Kereta Cepat Rp 87 T Cuma 150 Km, Rp 105 T Bisa Bangun Rel 6.000 Km di Luar Jawa

Kereta Cepat Rp 87 T Cuma 150 Km, Rp 105 T Bisa Bangun Rel 6.000 Km di Luar Jawa

Feby Dwi Sutianto - detikFinance
Rabu, 02 Sep 2015 12:45 WIB
Jakarta - Jaringan kereta api di Indonesia saat ini baru tersedia hanya di Pulau Jawa dan Sumatera. Fasilitas dan jaringan terlengkap di Indonesia hanya tersedia di Pulau Jawa, di Sumatera tidak semua daerah tersambung oleh jaringan kereta.

Sedangkan Pulau Sulawesi, Pulau Kalimantan dan Pulau Papua belum sama sekali tersambung dengan angkutan transportasi berbasis rel.

Untuk menyambungkan 4 pulau besar di Indonesia, di luar Pulau Jawa, sepanjang 6.181 km dengan jaringan kereta diperlukan dana asumsi setidaknya Rp 105,8 triliun hanya untuk bangun rel, dari anggaran APBN. Kebutuhan dana ini sedikit di atas dari kebutuhan untuk membangun kereta cepat Jakarta-Bandung 150 Km senilai Rp 78-87 triliun termasuk untuk rel dan kereta, yang kini sempat jadi kontroversi.

SCROLL TO CONTINUE WITH CONTENT

Kepala Sub bagian Humas dan Kerja Sama Luar Negeri Direktorat Jenderal Perkeretaapian Kementerian Perhubungan (Kemenhub) Joice Hutajulu merinci kebutuhan dana pembangunan jaringan kereta di Sumatera. Setidaknya diperlukan dana Rp 41 triliun untuk melakukan reaktivasi 111 Km jalur lama, 1.400 Km pembangunan jalur baru dan pembangun double track 80 Km.

Sedangkan untuk Sulawesi, Kemenhub akan membangun 1.800 Km jalur kereta baru senilai Rp 1,25 triliun.

"Kalimantan 2.400an Km butuh Rp 23 triliun. Khusus Papua rute Sorong Manokwari butuh Rp 10,3 triliun dengan panjang 390 Km," ujar Joice kepada detikFinance Rabu (2/9/2015).
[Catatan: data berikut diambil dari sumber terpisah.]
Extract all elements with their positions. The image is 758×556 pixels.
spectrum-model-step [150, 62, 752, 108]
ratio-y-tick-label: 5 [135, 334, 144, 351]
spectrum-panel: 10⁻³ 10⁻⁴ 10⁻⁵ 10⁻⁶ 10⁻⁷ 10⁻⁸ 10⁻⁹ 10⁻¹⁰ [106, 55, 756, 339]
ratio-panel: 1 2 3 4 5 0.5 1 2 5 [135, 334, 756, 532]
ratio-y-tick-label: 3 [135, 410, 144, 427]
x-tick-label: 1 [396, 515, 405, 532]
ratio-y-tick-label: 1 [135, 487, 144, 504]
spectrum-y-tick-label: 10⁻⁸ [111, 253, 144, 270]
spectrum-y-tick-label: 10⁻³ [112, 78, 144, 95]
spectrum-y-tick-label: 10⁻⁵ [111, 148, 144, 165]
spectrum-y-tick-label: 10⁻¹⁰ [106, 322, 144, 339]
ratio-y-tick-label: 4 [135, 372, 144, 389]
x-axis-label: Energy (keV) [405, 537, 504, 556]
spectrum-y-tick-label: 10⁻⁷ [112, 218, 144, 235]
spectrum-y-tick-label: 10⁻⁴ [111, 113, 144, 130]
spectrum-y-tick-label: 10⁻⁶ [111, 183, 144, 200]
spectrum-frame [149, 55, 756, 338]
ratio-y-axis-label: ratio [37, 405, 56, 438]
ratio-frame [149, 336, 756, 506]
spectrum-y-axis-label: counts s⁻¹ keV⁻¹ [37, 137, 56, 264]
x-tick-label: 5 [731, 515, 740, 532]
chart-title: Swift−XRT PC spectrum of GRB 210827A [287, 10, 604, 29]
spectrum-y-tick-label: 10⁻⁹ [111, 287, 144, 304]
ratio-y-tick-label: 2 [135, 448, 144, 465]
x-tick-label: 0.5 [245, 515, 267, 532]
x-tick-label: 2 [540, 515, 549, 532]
Bila dilihat kebutuhan dana pengembangan jaringan kereta di luar Pulau Jawa, selisihnya tidak jauh dengan pengembangan kereta cepat (High Speed Train/HST) Jakarta-Bandung sepanjang 150 Km yang membutuhkan investasi Rp 87 triliun (versi usulan Jepang). Bahkan bila rencana jaringan kereta cepat Jakarta-Bandung dilanjutkan menuju Cirebon Jawa Barat, maka kebutuhan investasinya lebih besar.

Presiden Joko Widodo (Jokowi) pernah mengatakan, biaya pembangunan kereta cepat ini tak menggunakan uang APBN. "Begini ya, kereta cepat itu tidak memakai uang APBN (Anggaran Pendapatan dan Belanja Negara), dari investasi (investor)," kata Jokowi beberapa waktu lalu.

Skema pembiayaan yang ditawarkan Jepang dan China memang berbeda. Tawaran China cenderung tak melibatkan anggaran APBN secara langsung karena melibatkan BUMN, namun BUMN meminta Penyertaan Modal Negara (PMN) salah satunya untuk kereta cepat. Sedangkan dalam skema yang ditawarkan Jepang, ada peluang masuknya pembiayaan langsung yang berasal dari pemerintah atau APBN.